In fact, the people who took out private health insurance in response to the Howard Government’s attempts – between 1997 and 2000 – at increasing the number of private health insurance holders by providing financial incentives don’t use the private hospital system as much as people who had private health insurance before the incentives were introduced.

So, people who took out private health insurance for financial reasons continue to use the public hospital system.

After all, the stated policy intention was to provide consumers with choice rather than push people into private hospitals and away from the public health care system.

Between 1984, when universal public health insurance was established and the late 1990s, the percentage of Australians with private health insurance declined steadily.The Government responded by introducing the private health insurance incentives.

The Howard governments’ original carrot and stick policy – with the 30% rebate for public health insurance being the carrot and a tax surcharge (Medicare levy) for high-income earners being the stick - was intended to encourage more people into private insurance, lower premiums and reduce pressure in the public system.

The incentives increased private health insurance coverage by around 50% (from 31% to 45%), but they achieved far less in terms of changing the mix of public and private utilisation.

The main driver of people taking out private health insurance in response to Lifetime Health Cover (LHC) was the deadline and advertising blitz rather than the price change.

The advertising campaign gave the impression that something bad might happen if people didn’t take out private health insurance.

But research shows the higher coverge had a very modest impact on relieving pressure in the public system and despite people taking out insurance after 2000 being younger and healthier, premiums increased.

The insurance incentives in Australia are a relatively ineffective and extremely costly way of reducing pressure on the public hospital system.

The Australian private health insurance incentives cost much more (between 5 and 10 times more) than directly funding the equivalent number of public patient admissions.

What’s more, the equity of the current policy is questionable as well: the insured pool in Australia is relatively high income, with better health status than the uninsured.

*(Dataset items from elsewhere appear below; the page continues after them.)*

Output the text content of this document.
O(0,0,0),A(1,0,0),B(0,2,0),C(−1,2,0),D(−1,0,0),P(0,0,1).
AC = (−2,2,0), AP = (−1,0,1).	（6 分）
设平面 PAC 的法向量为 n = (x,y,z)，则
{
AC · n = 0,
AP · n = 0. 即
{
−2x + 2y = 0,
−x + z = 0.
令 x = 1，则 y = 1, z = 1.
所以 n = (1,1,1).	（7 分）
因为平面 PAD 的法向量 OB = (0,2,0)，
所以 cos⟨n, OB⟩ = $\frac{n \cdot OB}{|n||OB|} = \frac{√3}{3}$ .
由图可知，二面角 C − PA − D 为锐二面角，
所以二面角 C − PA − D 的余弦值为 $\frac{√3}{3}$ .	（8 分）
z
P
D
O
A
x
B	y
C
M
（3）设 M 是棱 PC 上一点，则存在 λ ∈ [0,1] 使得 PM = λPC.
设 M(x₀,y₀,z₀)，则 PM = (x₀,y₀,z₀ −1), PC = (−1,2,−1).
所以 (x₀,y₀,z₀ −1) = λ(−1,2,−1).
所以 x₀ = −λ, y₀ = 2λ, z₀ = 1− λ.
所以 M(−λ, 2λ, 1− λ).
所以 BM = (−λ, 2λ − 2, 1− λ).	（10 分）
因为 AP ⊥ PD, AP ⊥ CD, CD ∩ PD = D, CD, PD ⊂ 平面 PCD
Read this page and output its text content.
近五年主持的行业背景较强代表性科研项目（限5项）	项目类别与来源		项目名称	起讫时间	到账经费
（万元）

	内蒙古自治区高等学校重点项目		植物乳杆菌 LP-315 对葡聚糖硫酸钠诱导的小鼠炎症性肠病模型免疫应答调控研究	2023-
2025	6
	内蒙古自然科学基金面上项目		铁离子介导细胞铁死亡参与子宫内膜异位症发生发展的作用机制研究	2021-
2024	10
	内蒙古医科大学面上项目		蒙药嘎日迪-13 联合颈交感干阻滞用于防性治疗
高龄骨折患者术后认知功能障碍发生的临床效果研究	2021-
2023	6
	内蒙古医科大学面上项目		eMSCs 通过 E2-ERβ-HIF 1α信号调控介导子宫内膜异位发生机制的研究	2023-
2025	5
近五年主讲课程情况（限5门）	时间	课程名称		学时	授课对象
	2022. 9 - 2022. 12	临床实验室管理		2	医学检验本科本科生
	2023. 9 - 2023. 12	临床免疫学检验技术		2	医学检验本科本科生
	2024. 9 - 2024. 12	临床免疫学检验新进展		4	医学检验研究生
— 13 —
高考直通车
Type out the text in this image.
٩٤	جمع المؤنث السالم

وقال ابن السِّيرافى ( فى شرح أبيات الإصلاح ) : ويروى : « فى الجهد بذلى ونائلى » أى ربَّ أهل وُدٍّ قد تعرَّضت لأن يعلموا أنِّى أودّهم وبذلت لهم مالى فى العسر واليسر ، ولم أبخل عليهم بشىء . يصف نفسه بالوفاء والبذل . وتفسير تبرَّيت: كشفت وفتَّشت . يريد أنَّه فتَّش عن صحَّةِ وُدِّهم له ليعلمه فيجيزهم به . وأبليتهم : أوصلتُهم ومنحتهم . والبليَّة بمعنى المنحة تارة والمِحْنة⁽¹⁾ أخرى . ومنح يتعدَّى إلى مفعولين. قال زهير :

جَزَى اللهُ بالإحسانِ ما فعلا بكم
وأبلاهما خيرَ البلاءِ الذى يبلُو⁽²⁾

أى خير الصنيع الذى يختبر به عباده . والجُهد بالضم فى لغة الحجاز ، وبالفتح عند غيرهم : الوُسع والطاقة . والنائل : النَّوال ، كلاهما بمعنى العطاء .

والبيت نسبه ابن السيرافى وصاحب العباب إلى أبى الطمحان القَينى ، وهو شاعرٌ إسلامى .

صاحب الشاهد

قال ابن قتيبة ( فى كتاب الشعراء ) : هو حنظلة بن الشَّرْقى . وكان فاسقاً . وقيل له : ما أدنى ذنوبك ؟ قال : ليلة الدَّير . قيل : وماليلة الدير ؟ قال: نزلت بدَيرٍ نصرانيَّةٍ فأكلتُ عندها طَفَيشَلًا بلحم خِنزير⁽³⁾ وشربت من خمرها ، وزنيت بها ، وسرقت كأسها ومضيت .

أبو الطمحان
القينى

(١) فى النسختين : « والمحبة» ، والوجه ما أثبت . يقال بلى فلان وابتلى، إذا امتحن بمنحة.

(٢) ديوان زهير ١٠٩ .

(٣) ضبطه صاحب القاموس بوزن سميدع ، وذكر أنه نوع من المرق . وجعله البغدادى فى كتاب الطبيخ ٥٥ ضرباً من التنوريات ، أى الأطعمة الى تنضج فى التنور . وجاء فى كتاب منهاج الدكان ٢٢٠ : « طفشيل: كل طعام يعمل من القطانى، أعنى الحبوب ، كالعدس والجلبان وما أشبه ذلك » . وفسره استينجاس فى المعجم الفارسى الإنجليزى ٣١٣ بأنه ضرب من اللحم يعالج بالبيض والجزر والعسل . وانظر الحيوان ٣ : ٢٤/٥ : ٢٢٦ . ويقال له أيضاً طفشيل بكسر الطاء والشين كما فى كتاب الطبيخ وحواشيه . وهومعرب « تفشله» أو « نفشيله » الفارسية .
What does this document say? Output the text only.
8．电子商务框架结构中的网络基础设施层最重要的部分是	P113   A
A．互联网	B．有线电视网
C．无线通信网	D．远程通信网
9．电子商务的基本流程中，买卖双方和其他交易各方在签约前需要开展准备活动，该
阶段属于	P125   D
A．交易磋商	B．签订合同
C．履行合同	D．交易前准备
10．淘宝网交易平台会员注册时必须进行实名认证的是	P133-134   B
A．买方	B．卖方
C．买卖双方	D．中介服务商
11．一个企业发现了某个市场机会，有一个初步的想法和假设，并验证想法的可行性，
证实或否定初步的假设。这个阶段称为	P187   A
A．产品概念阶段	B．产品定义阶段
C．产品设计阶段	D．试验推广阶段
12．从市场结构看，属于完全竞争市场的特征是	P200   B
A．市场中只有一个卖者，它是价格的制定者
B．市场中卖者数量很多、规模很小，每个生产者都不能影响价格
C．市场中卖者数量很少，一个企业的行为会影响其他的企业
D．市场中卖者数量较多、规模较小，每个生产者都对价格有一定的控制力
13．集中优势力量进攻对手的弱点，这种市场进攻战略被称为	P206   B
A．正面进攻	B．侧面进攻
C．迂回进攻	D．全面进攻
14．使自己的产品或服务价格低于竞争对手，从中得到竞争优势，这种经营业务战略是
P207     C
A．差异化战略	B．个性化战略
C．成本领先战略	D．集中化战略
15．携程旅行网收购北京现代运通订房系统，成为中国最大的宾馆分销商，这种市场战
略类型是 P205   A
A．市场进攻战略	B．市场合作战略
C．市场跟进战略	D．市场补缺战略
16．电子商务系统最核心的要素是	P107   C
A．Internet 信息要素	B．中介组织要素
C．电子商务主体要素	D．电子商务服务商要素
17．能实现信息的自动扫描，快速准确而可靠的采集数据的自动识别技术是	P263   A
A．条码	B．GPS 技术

There is evidence that this trend – known as favourable selection – even preceded the insurance incentives.

So providing subsidies to private health insurance effectively provides subsidies to upper income, relatively healthier groups.

Premium subsidies have been generally been recognised to be quite a poor way to provide assistance and to promote efficiency and equity in the health system.

A more sophisticated approach to private health insurance is one in which the funding follows the consumer – so the amount of subsidy you get will depend on your expected needs and everything follows from there.

But we provide subsidies in a more haphazard manner.

All medical consultations and hospital procedures for private patients and most pharmaceuticals are subsidised by the federal government with open-ended budgets.

In contrast, public hospitals have much more constrained budgets. This is why the pressure on public hospitals is a major health policy issue.

So, the idea that financial incentives for private health insurance have taken pressure off the public system is unfounded.

And the claim that means testing the private health insurance rebate will increase pressure on the public hospital system is equally unfounded.